The mechanical properties of dissimilar resistance spot-welded DP600-DP1000 steel joints for automotive applications


AYDIN H.

PROCEEDINGS OF THE INSTITUTION OF MECHANICAL ENGINEERS PART D-JOURNAL OF AUTOMOBILE ENGINEERING, vol.229, no.5, pp.599-610, 2015 (Journal Indexed in SCI) identifier identifier

  • Publication Type: Article / Article
  • Volume: 229 Issue: 5
  • Publication Date: 2015
  • Doi Number: 10.1177/0954407014547749
  • Title of Journal : PROCEEDINGS OF THE INSTITUTION OF MECHANICAL ENGINEERS PART D-JOURNAL OF AUTOMOBILE ENGINEERING
  • Page Numbers: pp.599-610

Abstract

A study was conducted to investigate the microstructure and the mechanical properties of dissimilar resistance spot welds between steel sheets of DP600 and DP1000 using different welding currents for automotive applications. Microstructural characterization, microhardness tests and tensile shear tests of the joints were conducted. The dissimilar joints had three main microstructural zones: the base metals; the heat-affected zones of both steels; the fusion zone. Additionally, the DP1000 side of the joints also had a transition zone between the heat-affected zone and the base metal, which exhibited significant softening. Such a soft transition zone was not observed on the DP600 side. The peak hardness values were observed in the centre heat-affected zones of both sides of the joints. The welding current significantly influenced the microstructure and the mechanical properties of the joints. With increasing welding current, the nugget size increased almost linearly and the widths of the heat-affected zones on both sides became smaller. The use of higher welding currents reduced the microhardness values in the outer heat-affected zones of both sides and the fusion zone of the joints; the hardness values in these zones decreased almost linearly with increasing welding current.
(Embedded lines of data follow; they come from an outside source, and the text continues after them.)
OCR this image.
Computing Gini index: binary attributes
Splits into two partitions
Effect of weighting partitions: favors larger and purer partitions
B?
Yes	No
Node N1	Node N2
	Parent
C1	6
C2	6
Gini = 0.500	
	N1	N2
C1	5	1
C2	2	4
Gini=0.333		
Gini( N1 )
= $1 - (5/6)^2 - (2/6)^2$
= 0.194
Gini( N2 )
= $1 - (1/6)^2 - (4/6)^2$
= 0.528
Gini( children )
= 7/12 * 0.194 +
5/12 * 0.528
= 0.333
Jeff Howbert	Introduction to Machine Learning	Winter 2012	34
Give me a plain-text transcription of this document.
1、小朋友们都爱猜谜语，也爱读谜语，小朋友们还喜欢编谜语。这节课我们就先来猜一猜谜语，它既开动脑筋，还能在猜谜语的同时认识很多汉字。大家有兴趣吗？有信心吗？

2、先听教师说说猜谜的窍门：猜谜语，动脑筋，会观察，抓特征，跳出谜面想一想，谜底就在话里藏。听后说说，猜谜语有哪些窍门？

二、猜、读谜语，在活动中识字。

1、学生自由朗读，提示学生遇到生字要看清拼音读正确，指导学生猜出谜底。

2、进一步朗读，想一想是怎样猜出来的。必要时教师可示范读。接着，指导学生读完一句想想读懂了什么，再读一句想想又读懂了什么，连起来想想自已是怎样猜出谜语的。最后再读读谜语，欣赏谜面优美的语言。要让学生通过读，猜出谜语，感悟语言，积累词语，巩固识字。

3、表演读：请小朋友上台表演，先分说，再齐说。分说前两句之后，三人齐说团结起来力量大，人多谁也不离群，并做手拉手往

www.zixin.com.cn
For a welding current of up to 10 kA, the tensile shear loads of the joints increased linearly with increasing welding current. The peak values of the tensile shear load and tensile deformation were obtained for the joints welded with a current of 10 kA. All joints exhibited the full button pull-out failure mode under the tensile shear loading test. The failure location of all joints was in the centre heat-affected zone. The joints welded with relatively lower welding currents (8-9.5 kA) failed on the DP1000 side, while the failure of the other joints fabricated with relatively higher welding currents (10-11 kA) was located on the DP600 side of the weld.